Bacteria can enter the innermost part of the tooth through either a deep cavity or a chip or crack in your tooth. The resulting infection and inflammation can cause an abscess at the tip of the root. A tooth abscess is a pocket of pus that’s caused by a bacterial infection.

Arthritis

Arthritis can affect the temporomandibular joint (TMJ) that opens and closes the mouth, sometimes making it painful to open and close your mouth. Different oral Infections can also occur: Bacterial infections can cause swelling around your tooth or over the jaw, severe pain, fever, and swollen nodes around your jaw

Injuries

Traumatic dental injuries often occur as a result of an accident or sports injury. The majority of these injuries are minor – chipped teeth. It’s less common to dislodge your tooth or have it knocked completely out but these injuries are more severe. Treatment depends on the type, location, and severity of each injury.

Bruxism/ Tooth grinding

Bruxism (BRUK-siz-um) is a condition in which you grind, gnash or clench your teeth. If you have bruxism, you may unconsciously clench your teeth when you’re awake (awake bruxism) or clench or grind them during sleep (sleep bruxism). Sleep bruxism is considered a sleep-related movement disorder

Periodontal disease

Periodontitis is gum disease. It is a chronic inflammatory disease that is triggered by bacterial microorganisms and involves a severe chronic inflammation that causes the destruction of the tooth-supporting apparatus and can lead to tooth loss. It can also lead to other health problems.

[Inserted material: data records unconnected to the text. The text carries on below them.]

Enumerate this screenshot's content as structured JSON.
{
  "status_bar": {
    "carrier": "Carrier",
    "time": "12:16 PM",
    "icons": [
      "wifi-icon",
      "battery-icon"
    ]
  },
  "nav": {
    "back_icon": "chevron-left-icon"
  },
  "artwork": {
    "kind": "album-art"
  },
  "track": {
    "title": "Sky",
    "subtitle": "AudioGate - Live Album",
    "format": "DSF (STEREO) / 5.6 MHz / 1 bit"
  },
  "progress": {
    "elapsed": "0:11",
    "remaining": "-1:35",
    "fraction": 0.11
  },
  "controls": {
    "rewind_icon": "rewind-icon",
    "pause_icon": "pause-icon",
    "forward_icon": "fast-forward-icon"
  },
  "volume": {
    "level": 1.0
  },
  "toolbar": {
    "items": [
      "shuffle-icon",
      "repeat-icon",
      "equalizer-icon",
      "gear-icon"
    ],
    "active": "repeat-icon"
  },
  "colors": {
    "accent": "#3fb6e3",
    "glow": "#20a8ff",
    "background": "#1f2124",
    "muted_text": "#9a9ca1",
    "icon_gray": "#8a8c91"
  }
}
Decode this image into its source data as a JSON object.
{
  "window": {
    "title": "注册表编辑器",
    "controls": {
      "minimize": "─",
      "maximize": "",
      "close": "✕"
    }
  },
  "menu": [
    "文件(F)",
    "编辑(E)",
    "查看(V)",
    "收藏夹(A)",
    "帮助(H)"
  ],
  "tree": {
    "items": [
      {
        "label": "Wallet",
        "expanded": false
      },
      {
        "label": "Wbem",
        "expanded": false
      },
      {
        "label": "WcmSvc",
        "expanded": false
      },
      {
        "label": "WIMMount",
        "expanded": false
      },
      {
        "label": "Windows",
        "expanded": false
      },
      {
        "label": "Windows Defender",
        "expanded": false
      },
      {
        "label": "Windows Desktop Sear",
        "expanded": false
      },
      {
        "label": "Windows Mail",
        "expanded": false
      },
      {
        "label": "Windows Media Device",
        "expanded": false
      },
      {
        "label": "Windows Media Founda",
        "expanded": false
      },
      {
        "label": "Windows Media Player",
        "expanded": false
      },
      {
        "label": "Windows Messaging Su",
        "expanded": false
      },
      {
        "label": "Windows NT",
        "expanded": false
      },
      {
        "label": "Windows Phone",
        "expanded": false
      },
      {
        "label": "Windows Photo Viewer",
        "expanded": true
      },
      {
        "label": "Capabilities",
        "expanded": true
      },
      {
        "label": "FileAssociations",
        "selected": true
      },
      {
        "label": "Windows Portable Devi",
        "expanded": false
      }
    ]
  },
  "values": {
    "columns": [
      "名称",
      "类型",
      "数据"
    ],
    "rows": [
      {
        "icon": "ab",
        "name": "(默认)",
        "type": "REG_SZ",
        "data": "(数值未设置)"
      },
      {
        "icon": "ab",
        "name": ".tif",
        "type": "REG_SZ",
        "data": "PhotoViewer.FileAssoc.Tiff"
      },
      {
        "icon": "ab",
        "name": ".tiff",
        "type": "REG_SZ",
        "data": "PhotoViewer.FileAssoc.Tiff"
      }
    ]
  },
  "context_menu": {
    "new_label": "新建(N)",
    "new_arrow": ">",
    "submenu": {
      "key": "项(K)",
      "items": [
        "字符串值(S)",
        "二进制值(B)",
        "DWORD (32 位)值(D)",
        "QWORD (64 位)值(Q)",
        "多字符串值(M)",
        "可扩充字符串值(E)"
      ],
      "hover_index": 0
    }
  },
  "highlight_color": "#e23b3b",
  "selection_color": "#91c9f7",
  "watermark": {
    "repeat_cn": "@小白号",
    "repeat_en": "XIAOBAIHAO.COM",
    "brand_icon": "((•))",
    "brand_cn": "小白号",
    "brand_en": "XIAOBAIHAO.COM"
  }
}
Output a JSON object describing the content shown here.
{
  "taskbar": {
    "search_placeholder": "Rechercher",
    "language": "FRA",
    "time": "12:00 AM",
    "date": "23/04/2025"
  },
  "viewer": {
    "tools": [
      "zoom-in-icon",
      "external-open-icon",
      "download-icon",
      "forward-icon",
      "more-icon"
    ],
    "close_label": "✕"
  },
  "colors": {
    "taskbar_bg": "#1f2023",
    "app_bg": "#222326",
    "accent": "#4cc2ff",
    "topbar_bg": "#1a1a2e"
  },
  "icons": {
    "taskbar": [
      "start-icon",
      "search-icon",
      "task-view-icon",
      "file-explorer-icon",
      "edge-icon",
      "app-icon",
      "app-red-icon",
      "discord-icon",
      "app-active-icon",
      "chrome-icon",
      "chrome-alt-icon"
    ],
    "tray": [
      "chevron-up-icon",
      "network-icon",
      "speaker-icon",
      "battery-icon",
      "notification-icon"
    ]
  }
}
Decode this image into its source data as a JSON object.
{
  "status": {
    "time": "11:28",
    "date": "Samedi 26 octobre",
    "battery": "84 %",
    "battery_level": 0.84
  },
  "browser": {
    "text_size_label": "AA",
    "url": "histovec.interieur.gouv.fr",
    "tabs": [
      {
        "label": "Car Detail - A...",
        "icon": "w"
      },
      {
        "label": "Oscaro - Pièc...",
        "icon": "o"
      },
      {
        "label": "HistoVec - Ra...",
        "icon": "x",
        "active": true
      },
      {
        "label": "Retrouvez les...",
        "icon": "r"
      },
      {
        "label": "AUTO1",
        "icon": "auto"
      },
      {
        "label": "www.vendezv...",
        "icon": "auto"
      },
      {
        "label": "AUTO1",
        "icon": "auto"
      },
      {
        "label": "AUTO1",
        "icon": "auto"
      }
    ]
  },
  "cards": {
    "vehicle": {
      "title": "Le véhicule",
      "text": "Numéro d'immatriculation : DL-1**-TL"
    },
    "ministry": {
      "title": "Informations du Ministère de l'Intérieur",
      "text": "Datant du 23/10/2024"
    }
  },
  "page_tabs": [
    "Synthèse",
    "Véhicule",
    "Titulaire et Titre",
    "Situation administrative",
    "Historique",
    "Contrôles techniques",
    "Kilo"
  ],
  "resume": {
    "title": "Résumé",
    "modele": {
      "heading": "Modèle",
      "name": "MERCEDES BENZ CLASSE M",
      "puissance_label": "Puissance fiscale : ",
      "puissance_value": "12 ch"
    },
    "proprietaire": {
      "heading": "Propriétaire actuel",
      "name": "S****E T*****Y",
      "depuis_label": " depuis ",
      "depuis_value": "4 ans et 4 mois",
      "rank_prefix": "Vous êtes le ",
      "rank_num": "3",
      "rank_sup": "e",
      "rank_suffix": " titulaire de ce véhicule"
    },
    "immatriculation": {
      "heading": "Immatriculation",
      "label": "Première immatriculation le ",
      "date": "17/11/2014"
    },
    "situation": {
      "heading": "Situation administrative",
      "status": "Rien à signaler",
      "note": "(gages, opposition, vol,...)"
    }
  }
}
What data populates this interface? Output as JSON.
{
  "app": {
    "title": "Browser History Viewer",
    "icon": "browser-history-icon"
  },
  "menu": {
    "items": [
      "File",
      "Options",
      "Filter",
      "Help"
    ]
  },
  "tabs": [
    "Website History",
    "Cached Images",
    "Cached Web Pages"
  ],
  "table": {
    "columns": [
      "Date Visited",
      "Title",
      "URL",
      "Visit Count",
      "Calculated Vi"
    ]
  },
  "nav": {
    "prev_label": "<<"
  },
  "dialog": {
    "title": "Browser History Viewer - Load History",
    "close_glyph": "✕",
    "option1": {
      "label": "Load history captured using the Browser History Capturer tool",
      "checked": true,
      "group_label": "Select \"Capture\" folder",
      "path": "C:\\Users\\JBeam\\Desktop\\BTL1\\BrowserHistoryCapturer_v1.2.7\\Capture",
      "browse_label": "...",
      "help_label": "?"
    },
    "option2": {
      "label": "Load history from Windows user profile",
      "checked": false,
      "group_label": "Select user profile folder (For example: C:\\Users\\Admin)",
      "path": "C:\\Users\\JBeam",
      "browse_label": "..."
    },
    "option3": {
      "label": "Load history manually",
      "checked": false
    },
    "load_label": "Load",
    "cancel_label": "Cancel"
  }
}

Your dentist’s plan for treatment will depend on the source of your facial pain, but recommendations may include:

  • mouth protector
  • muscle relaxants
  • exercises
  • anti-inflammatory drugs
  • antibiotics
  • root canal therapy
  • periodontal treatment
  • extraction

If you suffer from jaw pain or facial pain, speak with your dentist or physician for diagnosis and treatment.